Gisela paid, then accelerated through the mass of other vehicles merging into the three eastbound lanes. There was no need for special haste, but the challenge had brought out the competitiveness never far beneath the surface of the dancer’s mind. She flicked her passenger a glance, saw him facing forward, smiling and as relaxed as a sensible man ever is with his hand on a gun butt, and downshifted again to surge into a slot in the traffic.

“You don’t like the way I drive,” Gisela said flatly as they settled into a steady pace.

“I love it,” said Kelly, patting her thigh with his left hand. “When I drive, I push when I don’t need to and get all tied up in knots.” He grinned.

“Yes, well,” she said as her hand squeezed Kelly a little closer to her, “someone must lead and someone must follow, that is so. That it should be we who follow – the minutes do not matter, but that does matter, perhaps.”

Kelly should have felt nakedly open on the bridge, with a two-hundred-foot drop to the water beneath them and a major sea to either side of the long channel over which they passed. There were people looking for him, and there were things that weren’t people – he didn’t need Gisela’s warning to tell him that. They wanted something from him, but the Dienst might be able to tell him what that was. Maybe not the best way to learn, asking somebody’s enemy what the first party intended, but it had the advantage of involving fewer unknowns than the direct approach.

There were some real unknowns in this one.
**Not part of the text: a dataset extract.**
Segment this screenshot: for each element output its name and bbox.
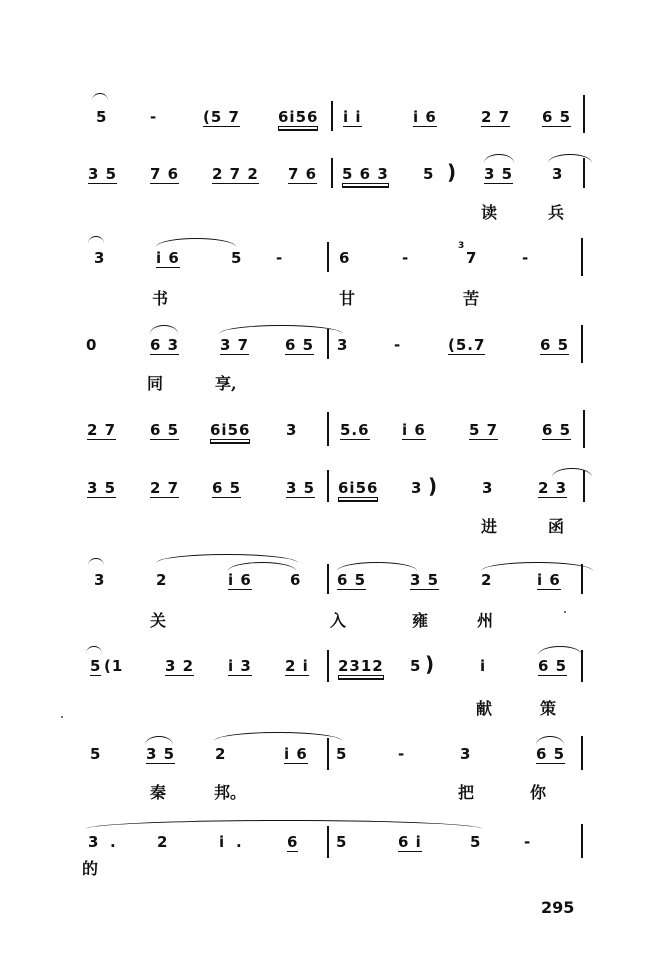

The lighting created a box around the huge bridge and the vehicles on it, separating them from sea, sky, and the feeling of openness. The illumination curtained even the city behind them, much less anyone searching the bridge with binoculars from the surrounding high ground. Someone could be following them, since there was no need of a close tail on a vehicle forced to a single direction and speed. Nonetheless, Kelly felt better for the blanket of light that hid his enemies from him. To the extent there was a justification for that emotional response, it was that when there was really nothing you could do, you might as well relax.

The contrast of the highway to Kisikli and Ankara beyond, lighted only by the heavy traffic, brought the American again to full wariness, though his left hand continued to rest on Gisela’s thigh. Camlica and the heights which gave a panorama of the whole city, its blemishes cloaked by darkness, led off on a branching road.

Just beyond that, but before they reached the cloverleaf that merged the Istanbul Bypass with the major routes through Anatolia, Gisela turned off. After a hundred yards on a frontage road serving a number of repair shops, closed and grated, the Mercedes turned again past the side of the last cinder-block structure in the row.

The roar of traffic dissipated behind them as the coupe proceeded, fast for rutted gravel and a single headlight, down a road marked by Turkish No Trespassing signs. There was brush and scrub pine, but no hardwoods and very little grass along the route. The one-lane road itself seemed to have been bulldozed from the side of the hill to the right and the rushes to the other side suggested at least a temporary watercourse. The possibility that a car was following the Mercedes had disappeared at the moment they turned to the frontage road.